In the example I have seen in class, $C$ conservation is used to explain why the $\pi^0$ cannot decay into three photons, since for $\pi^0 \rightarrow \gamma\gamma\gamma$ we have
\begin{equation}
C_i = +1 \neq C_f = (-1)^3 = -1
\end{equation}
and, for $\pi^0 \rightarrow \gamma\gamma$,
\begin{equation}
C_i = +1 = C_f = (-1)^2 = +1,
\end{equation}
so regarding $C$ conservation it should be allowed. But, considering P conservation,
\begin{align}
\pi^0 \rightarrow \gamma\gamma \qquad \Rightarrow \qquad P_i = (-1)^{L}\times \underbrace{(-1)}_{\text{intrinsic parity}} = -1 \neq P_f = (-1)^2 = +1
\end{align}
so it would be forbidden for $L=0$. And, with the same argument, the decay into three photons would be allowed.
What am I missing?
Best Answer
The photons have intrinsic spin (or, better, helicity) one, so the pair can have odd orbital angular momentum, still conserving total angular momentum (which has to be zero, as the pion is spinless).

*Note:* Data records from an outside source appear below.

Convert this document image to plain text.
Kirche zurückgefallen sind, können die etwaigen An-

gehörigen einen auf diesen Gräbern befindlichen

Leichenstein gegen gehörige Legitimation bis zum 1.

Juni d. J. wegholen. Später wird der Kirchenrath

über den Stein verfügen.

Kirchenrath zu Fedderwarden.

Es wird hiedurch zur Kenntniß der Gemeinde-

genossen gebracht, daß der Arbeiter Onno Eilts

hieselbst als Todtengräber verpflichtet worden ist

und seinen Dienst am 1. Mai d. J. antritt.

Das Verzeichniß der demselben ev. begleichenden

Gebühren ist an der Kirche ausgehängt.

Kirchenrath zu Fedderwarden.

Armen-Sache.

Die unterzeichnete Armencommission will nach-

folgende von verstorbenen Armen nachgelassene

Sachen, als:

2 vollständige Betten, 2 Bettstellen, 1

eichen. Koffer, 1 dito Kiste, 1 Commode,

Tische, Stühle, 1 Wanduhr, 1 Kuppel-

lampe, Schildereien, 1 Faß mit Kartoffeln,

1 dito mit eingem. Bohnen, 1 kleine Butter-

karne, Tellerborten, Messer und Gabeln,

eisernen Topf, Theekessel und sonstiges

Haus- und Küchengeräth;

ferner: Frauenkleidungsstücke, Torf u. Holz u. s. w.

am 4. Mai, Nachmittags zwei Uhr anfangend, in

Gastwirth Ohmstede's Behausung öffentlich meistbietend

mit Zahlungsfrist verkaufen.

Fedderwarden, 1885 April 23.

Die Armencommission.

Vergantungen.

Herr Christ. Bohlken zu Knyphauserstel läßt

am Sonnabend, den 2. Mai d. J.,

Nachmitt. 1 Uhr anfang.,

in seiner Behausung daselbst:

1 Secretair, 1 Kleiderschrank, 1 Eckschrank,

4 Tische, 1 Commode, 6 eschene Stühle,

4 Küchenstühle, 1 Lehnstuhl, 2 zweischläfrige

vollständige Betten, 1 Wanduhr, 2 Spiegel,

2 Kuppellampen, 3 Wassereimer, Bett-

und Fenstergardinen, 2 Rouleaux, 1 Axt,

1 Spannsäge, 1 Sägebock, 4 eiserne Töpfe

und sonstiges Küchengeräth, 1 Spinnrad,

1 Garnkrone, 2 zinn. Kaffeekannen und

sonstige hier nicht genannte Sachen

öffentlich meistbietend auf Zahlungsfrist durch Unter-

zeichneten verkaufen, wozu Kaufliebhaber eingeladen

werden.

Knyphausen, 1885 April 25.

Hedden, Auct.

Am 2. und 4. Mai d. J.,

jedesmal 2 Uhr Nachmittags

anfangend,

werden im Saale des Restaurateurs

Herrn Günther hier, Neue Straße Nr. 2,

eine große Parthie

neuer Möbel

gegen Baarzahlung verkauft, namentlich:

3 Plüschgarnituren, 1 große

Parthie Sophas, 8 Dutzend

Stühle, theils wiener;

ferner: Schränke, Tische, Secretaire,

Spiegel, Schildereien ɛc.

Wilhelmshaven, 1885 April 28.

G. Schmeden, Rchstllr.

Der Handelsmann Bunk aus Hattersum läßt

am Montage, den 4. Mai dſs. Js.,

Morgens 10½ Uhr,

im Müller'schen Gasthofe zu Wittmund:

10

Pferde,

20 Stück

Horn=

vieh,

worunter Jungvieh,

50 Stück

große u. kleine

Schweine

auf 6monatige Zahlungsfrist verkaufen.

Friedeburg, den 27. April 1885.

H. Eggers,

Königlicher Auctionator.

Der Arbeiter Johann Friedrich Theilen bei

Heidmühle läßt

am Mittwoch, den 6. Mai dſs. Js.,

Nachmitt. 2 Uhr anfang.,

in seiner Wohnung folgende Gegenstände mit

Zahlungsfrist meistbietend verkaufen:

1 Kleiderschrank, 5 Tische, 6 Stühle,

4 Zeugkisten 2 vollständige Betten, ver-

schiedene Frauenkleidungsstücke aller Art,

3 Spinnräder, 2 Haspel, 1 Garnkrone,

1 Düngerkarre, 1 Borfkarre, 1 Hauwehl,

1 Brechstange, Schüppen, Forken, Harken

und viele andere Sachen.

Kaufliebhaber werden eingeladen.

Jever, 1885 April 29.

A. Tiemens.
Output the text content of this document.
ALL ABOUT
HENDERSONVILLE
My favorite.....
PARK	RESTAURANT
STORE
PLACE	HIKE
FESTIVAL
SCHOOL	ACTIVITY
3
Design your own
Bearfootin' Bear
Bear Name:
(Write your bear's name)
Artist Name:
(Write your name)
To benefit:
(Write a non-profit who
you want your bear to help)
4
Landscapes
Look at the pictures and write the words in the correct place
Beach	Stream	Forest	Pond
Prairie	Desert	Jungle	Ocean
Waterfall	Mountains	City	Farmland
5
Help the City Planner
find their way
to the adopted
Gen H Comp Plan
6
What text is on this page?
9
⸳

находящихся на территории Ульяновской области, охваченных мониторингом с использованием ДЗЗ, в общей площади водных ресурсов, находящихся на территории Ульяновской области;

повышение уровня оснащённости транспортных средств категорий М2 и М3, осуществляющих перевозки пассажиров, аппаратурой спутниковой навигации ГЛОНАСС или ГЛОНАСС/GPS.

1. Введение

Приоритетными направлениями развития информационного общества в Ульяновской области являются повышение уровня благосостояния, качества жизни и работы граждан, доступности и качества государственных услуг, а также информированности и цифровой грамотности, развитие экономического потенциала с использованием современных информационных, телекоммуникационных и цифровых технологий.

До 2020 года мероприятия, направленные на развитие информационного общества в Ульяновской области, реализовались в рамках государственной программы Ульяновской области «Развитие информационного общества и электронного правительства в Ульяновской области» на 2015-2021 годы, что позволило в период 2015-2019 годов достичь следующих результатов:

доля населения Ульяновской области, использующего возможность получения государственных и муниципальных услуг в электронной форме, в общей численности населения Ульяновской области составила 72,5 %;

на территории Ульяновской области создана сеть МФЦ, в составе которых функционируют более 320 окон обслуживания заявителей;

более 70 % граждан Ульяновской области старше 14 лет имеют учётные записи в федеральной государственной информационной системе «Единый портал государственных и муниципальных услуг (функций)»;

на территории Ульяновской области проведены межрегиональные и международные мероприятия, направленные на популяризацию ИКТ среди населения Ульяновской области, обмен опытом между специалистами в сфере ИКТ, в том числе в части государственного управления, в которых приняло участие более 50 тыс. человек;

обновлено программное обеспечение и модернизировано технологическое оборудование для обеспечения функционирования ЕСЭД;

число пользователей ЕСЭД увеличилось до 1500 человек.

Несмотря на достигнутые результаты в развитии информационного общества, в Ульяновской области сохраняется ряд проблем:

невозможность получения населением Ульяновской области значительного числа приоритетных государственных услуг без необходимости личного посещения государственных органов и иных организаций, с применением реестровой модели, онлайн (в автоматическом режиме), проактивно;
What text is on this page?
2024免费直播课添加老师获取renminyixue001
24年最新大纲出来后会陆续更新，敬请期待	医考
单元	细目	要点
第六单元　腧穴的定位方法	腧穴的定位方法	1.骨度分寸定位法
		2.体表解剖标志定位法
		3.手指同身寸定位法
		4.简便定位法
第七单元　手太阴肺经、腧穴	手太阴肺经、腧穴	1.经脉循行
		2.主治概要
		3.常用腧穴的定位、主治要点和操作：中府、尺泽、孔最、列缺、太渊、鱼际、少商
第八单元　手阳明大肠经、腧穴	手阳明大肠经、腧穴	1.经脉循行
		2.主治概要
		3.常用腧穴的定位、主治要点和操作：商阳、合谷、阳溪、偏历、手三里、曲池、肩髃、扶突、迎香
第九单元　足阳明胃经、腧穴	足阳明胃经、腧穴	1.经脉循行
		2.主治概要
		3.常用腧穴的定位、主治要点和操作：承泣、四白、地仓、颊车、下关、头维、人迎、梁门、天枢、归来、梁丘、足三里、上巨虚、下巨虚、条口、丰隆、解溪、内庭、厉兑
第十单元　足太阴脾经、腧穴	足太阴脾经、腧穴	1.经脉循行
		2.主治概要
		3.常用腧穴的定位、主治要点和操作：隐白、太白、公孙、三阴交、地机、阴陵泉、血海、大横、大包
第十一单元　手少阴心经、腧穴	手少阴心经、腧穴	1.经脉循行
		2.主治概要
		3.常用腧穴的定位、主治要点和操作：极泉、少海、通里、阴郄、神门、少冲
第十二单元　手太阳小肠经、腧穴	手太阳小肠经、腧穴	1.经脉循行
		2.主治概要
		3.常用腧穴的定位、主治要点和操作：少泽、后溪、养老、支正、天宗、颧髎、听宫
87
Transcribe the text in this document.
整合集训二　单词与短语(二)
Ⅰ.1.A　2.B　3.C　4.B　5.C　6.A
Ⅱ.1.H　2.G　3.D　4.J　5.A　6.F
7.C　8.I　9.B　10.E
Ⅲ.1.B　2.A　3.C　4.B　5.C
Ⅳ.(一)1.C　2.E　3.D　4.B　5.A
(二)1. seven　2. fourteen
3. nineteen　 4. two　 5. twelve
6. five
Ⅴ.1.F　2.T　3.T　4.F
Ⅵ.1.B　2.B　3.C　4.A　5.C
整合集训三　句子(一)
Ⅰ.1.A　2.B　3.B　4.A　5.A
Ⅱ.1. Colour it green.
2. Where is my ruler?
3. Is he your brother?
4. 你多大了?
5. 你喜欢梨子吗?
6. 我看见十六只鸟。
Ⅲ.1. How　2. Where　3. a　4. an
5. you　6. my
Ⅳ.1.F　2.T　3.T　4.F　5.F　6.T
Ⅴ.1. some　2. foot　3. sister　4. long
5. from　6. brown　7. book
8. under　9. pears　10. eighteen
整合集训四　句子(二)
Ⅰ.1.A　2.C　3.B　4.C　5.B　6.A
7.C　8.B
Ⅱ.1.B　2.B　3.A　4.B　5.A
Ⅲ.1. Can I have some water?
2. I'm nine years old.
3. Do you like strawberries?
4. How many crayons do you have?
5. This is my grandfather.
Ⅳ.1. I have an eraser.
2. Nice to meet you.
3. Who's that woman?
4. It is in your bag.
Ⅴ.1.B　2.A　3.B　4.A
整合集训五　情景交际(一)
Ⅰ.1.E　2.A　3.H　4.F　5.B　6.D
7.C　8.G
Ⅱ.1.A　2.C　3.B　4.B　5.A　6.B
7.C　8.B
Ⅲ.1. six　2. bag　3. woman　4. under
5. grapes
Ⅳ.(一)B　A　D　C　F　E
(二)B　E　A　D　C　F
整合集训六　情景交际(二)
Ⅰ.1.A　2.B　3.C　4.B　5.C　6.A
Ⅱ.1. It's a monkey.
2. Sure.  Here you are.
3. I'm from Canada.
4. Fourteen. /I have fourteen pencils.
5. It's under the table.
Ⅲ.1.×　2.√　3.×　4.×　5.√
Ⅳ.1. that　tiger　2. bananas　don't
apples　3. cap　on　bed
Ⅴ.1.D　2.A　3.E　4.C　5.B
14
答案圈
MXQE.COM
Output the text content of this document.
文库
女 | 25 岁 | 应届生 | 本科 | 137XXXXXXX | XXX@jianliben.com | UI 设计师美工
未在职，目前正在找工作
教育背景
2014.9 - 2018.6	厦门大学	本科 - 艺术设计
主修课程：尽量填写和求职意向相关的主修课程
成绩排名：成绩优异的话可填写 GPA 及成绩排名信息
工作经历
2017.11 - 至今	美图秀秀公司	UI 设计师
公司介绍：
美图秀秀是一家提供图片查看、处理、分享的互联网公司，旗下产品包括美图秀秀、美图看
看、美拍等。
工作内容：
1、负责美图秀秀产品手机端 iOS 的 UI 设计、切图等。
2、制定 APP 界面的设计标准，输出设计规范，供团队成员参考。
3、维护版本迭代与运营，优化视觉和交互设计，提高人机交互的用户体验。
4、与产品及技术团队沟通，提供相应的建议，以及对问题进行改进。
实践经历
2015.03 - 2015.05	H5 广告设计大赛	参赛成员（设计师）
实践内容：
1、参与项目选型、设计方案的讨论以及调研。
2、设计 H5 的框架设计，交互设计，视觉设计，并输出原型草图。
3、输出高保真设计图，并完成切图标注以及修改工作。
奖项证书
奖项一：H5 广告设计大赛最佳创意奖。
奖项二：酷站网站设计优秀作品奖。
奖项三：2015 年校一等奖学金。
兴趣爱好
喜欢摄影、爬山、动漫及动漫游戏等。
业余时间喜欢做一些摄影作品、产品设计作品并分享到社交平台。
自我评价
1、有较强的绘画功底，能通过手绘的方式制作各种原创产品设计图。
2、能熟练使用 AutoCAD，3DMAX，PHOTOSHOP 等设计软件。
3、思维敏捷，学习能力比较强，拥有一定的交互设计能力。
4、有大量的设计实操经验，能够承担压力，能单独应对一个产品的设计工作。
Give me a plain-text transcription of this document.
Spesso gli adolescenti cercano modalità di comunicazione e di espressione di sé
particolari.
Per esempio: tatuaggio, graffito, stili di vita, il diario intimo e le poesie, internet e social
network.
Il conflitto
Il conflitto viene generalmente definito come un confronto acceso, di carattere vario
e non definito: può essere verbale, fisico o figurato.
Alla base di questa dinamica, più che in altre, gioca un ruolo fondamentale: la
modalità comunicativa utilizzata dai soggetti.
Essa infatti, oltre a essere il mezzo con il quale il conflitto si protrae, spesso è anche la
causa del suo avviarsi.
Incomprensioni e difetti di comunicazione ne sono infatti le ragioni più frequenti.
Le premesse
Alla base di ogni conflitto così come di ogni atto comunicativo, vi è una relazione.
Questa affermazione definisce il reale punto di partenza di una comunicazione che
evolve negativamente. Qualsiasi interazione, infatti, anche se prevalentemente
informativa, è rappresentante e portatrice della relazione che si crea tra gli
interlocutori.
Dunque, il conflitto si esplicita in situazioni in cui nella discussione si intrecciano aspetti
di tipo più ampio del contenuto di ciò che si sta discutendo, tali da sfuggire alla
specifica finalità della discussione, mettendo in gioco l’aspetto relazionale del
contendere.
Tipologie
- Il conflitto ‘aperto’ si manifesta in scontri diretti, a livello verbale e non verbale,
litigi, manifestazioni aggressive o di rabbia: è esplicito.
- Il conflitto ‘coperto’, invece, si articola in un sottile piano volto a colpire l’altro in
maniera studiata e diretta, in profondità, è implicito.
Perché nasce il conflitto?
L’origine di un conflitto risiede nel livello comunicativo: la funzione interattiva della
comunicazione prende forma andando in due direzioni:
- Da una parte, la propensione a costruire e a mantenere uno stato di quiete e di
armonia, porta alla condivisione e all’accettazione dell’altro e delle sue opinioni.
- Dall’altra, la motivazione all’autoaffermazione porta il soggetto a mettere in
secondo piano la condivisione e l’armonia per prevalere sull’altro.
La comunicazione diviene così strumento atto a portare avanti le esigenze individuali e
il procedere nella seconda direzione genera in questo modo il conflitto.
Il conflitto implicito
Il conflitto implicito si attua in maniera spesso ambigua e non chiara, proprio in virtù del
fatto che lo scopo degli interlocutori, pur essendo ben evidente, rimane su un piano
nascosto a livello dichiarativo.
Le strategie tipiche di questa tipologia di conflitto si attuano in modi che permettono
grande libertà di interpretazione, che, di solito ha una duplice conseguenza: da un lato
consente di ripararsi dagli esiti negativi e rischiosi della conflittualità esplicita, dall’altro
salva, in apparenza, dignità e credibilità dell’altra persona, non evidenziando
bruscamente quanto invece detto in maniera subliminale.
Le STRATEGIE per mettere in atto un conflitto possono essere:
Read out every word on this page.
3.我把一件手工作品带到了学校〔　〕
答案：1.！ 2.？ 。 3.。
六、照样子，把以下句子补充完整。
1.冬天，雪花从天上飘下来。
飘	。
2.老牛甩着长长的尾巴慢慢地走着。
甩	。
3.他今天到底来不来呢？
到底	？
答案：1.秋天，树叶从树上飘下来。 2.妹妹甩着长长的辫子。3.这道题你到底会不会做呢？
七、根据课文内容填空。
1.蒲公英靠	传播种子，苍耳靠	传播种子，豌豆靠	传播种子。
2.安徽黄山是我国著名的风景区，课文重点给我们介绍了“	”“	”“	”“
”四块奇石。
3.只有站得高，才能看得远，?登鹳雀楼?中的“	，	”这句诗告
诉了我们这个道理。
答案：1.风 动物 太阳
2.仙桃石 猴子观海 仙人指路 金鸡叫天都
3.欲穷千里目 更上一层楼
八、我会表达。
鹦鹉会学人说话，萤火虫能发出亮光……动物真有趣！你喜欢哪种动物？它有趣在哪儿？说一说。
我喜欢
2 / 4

Specifically, the spins of the two photon can combine to give total spin $S=1$. This, conmbined with an angular momentum $L=1$, has a $J=0$ component which permits the pion to decay into two photons. You can check from the Clebsch-Gordan table that the final two photon wavefunction is symmetric under particle permutation, as required by Bose statistics.